A substudy of the Longitudinal Assessment of Bariatric Surgery Consortium reported on surgery-related gastrointestinal (GI) symptoms over the first 3 years following RYGB and laparoscopic adjustable gastric band (LAGB). Three academic medical centers in the U.S. identified 183 participants (pre-surgery median BMI was 45.1) that completed the Eating Disorder Examination-Bariatric Surgery Version interview at >= one annual assessment. Patients self-reported frequency of dysphagia, dumping syndrome and spontaneous vomiting. Prevalence of dysphagia >=weekly decreased post-LAGB from 43.9% in year 1 to 27.5% in year 3. Dysphagia and dumping >=weekly also appeared to decrease in years 1-3 post-RYGB from 16.7% to 10.9% and from 9.9% to 6.3%, respectively.
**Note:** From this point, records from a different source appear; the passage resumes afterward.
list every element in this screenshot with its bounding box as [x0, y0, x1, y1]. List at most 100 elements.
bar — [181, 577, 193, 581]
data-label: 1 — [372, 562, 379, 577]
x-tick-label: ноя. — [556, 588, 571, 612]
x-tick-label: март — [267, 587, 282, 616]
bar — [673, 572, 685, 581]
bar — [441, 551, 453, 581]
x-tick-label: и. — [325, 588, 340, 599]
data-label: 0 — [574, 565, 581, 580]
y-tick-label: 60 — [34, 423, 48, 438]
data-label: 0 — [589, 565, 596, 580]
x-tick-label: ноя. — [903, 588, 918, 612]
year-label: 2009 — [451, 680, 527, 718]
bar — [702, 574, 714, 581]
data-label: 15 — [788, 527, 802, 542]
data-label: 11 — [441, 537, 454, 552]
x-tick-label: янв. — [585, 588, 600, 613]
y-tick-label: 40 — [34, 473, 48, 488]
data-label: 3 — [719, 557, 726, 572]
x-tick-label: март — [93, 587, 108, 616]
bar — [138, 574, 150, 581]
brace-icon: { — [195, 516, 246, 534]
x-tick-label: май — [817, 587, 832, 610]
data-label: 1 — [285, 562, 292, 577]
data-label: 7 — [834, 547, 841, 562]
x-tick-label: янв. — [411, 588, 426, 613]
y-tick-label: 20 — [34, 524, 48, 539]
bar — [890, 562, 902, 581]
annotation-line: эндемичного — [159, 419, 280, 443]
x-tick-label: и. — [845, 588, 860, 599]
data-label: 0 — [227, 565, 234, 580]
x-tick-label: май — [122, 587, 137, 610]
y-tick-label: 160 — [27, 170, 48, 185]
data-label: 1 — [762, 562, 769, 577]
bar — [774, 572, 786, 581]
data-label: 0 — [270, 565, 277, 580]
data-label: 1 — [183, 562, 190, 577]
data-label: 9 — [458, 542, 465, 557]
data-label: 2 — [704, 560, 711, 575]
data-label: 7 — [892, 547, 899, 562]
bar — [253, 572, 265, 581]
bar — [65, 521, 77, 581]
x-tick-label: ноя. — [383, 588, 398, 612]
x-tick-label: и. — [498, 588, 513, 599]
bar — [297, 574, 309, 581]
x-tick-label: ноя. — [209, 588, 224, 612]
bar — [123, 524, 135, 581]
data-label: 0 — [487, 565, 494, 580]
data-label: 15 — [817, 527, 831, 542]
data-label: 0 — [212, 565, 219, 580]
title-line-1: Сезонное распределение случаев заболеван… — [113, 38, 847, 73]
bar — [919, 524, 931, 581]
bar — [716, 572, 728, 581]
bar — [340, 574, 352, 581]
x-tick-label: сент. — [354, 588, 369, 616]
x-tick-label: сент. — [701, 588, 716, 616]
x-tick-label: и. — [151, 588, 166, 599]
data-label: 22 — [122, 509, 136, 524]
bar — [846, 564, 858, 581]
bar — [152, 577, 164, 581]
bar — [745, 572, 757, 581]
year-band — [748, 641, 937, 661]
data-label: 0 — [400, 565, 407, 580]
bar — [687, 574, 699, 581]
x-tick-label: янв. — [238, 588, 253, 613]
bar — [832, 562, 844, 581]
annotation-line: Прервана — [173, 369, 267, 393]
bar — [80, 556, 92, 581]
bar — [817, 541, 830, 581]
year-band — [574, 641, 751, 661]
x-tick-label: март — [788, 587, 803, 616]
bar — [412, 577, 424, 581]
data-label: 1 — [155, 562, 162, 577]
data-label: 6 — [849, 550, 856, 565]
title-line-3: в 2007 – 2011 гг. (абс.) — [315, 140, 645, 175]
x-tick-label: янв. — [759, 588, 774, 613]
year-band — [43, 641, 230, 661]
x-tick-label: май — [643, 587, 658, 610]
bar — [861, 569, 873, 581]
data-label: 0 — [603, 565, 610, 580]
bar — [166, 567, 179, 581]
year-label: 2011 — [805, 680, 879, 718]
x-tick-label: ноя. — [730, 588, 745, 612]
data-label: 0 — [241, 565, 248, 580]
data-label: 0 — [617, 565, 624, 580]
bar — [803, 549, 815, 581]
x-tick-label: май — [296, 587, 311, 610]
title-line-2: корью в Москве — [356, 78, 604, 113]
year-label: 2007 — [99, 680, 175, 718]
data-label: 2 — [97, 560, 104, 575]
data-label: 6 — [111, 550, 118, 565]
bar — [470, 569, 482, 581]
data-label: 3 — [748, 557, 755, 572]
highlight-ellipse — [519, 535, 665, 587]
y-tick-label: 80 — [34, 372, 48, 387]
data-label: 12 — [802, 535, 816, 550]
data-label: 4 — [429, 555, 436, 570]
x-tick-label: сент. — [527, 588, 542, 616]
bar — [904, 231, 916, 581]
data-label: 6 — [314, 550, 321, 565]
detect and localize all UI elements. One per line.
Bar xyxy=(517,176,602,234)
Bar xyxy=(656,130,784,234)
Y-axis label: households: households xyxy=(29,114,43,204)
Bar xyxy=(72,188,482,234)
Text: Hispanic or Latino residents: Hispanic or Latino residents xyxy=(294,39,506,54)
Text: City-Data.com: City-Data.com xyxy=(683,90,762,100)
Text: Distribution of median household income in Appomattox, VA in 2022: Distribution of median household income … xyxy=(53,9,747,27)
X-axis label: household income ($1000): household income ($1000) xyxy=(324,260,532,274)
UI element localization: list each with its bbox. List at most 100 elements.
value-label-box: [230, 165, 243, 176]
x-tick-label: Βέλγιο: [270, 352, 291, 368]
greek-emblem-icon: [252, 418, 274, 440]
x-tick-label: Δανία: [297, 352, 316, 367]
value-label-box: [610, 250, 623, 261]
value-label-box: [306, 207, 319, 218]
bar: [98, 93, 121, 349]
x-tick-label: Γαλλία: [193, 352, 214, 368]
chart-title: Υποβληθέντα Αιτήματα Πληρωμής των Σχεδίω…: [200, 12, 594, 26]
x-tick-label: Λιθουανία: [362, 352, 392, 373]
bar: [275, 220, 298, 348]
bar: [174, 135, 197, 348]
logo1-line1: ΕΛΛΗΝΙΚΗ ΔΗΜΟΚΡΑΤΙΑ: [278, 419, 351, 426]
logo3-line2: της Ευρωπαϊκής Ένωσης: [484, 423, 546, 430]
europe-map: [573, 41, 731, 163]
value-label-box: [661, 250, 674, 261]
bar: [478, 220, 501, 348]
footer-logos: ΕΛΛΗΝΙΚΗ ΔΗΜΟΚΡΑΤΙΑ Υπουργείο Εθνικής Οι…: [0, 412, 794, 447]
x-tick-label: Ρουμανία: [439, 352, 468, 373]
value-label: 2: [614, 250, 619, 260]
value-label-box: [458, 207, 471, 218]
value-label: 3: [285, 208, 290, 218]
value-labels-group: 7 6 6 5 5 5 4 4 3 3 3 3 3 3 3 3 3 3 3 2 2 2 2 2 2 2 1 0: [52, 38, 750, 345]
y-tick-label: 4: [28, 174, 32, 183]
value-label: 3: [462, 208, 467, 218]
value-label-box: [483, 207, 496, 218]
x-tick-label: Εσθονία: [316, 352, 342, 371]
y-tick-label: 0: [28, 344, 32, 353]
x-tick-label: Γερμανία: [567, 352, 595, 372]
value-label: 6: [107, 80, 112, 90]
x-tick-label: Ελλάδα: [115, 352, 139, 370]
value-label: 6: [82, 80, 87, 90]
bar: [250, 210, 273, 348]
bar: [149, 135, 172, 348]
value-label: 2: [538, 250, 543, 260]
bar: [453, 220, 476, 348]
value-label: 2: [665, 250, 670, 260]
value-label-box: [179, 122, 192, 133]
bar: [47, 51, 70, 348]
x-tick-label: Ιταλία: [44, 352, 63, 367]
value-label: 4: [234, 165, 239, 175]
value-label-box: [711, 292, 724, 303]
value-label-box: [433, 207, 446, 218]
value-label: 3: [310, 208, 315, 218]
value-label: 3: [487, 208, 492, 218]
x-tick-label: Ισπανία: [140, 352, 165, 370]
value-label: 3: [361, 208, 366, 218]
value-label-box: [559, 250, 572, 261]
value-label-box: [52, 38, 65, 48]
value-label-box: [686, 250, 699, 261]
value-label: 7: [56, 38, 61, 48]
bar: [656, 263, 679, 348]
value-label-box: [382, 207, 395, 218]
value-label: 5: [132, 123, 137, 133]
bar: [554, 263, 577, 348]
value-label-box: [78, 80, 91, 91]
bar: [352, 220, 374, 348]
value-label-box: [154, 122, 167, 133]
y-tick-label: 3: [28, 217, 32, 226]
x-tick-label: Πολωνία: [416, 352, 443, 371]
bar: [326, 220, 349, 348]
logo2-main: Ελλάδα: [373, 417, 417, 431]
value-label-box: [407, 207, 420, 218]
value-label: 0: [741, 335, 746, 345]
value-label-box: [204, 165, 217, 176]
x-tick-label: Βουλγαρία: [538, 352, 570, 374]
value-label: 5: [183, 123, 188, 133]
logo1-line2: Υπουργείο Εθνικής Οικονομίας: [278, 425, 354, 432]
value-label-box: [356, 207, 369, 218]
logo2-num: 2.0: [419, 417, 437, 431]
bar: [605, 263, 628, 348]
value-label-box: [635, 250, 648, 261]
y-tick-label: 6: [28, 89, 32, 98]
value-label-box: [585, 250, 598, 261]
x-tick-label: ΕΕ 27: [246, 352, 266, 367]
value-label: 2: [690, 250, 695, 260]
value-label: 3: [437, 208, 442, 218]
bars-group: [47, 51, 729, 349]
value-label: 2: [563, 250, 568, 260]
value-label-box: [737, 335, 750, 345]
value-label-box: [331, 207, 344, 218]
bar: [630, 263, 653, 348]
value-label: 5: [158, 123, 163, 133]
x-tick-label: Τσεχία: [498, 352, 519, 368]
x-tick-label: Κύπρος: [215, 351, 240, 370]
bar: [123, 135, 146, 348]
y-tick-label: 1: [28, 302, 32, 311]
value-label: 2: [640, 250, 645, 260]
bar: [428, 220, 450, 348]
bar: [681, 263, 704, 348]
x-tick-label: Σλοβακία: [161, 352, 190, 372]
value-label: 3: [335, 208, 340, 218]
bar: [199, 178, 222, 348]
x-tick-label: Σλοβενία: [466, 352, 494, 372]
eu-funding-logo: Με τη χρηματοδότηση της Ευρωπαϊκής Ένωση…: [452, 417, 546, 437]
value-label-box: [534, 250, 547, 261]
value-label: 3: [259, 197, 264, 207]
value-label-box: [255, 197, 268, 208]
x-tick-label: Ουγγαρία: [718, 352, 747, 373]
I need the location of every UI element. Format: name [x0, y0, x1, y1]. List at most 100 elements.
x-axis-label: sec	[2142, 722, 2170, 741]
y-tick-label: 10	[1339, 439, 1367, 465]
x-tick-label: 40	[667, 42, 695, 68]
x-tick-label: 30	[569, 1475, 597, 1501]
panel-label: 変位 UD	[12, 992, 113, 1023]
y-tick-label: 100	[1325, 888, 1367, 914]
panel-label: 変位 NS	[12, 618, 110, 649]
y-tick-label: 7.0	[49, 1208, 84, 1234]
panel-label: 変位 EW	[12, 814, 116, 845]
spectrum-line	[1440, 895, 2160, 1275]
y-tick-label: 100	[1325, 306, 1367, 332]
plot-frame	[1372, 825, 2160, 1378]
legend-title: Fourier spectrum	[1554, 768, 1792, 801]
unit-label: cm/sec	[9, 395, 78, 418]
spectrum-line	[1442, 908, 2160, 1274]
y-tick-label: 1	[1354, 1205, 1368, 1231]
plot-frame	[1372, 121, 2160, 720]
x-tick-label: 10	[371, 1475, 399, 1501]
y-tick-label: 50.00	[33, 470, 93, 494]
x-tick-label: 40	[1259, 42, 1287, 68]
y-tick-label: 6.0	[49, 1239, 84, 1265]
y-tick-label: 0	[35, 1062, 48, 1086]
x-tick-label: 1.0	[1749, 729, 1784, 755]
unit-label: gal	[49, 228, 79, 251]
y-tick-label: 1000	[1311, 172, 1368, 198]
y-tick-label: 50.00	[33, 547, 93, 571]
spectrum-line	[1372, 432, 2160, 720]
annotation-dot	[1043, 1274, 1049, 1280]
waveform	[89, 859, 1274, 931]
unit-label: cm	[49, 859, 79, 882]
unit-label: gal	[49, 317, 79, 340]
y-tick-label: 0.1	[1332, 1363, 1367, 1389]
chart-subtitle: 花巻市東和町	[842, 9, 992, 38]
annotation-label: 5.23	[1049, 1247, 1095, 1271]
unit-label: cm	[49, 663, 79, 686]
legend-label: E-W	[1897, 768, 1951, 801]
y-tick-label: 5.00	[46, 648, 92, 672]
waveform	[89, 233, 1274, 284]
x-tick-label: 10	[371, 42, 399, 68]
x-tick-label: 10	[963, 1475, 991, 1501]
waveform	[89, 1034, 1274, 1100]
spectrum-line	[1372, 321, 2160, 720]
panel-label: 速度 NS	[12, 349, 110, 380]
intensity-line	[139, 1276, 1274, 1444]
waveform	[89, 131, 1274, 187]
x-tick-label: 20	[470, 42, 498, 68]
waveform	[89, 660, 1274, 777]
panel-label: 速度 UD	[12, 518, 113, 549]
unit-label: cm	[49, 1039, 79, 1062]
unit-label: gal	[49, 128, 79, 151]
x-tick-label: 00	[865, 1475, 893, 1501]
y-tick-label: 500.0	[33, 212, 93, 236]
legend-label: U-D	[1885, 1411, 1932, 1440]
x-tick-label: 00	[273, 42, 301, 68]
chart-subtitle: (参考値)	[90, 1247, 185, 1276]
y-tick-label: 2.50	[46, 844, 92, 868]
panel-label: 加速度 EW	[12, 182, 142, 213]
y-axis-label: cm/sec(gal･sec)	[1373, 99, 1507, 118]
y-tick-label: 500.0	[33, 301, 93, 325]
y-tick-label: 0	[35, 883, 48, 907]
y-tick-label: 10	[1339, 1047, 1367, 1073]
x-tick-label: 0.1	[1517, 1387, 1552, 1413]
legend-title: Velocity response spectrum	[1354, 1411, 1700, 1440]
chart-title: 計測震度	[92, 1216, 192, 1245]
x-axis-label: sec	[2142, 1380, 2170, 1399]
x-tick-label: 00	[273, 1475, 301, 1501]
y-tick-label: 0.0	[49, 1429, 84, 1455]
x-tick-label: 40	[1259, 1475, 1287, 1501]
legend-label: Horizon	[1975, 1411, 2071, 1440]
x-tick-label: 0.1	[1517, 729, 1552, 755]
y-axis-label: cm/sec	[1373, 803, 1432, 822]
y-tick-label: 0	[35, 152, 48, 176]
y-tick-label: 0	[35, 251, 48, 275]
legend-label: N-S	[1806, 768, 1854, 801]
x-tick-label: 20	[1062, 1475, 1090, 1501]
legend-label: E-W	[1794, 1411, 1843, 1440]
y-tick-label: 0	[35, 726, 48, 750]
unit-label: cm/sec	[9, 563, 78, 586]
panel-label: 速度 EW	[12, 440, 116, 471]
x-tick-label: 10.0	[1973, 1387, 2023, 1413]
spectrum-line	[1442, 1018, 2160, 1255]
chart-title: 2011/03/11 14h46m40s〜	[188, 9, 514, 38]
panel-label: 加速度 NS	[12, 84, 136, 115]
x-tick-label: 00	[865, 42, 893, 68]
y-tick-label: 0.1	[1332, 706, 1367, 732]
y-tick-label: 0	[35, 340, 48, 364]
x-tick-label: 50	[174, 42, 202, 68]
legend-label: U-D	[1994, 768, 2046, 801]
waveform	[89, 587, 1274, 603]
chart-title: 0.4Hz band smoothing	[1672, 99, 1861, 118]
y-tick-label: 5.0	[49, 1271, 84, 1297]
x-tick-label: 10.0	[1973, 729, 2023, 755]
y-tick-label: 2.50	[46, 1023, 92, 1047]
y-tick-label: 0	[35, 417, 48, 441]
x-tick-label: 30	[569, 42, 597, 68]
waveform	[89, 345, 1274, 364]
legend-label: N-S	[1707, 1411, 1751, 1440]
Vomiting >=weekly was rare (< 6%) in years 1-3 following both procedures. Loss of control eating >=weekly was associated with higher risk of >=weekly dysphagia. The prevalence of bariatric surgery-related GI symptoms appear to decrease across follow-up, and symptoms were associated with loss of control eating, suggesting a target for clinical intervention.

Laparoscopic Sleeve Gastrectomy in Kidney Transplant Candidates: a Case Series
(Obesity Surgery)

To evaluate the feasibility and the results of SG for patients with obesity awaiting a kidney transplant, retrospective data was collected on nine patients with dialysis-dependent renal failure (DDFR) that had undergone sleeve gastrectomy. All patients were contraindicated for kidney transplantation due to the presence of morbid obesity. At the start, mean BMI was 45.9 and all patients presented with hypertension and sleep apnea, and six out nine were diabetics. In the immediate postoperative period, all patients were transferred to the intensive care unit for a mean stay of 2.1 days. The mean hospital stay was 5.5 days. The total weight loss was 27.1, 33.6, and 39.5 kg at 6, 12, and 18 months, respectively. One patient underwent renal transplantation 18 months after SG and the other five patients were actively listed for kidney transplantation, suggesting SG is an effective and safe procedure in DDRF patients with concomitant obesity and can increase access to transplantation.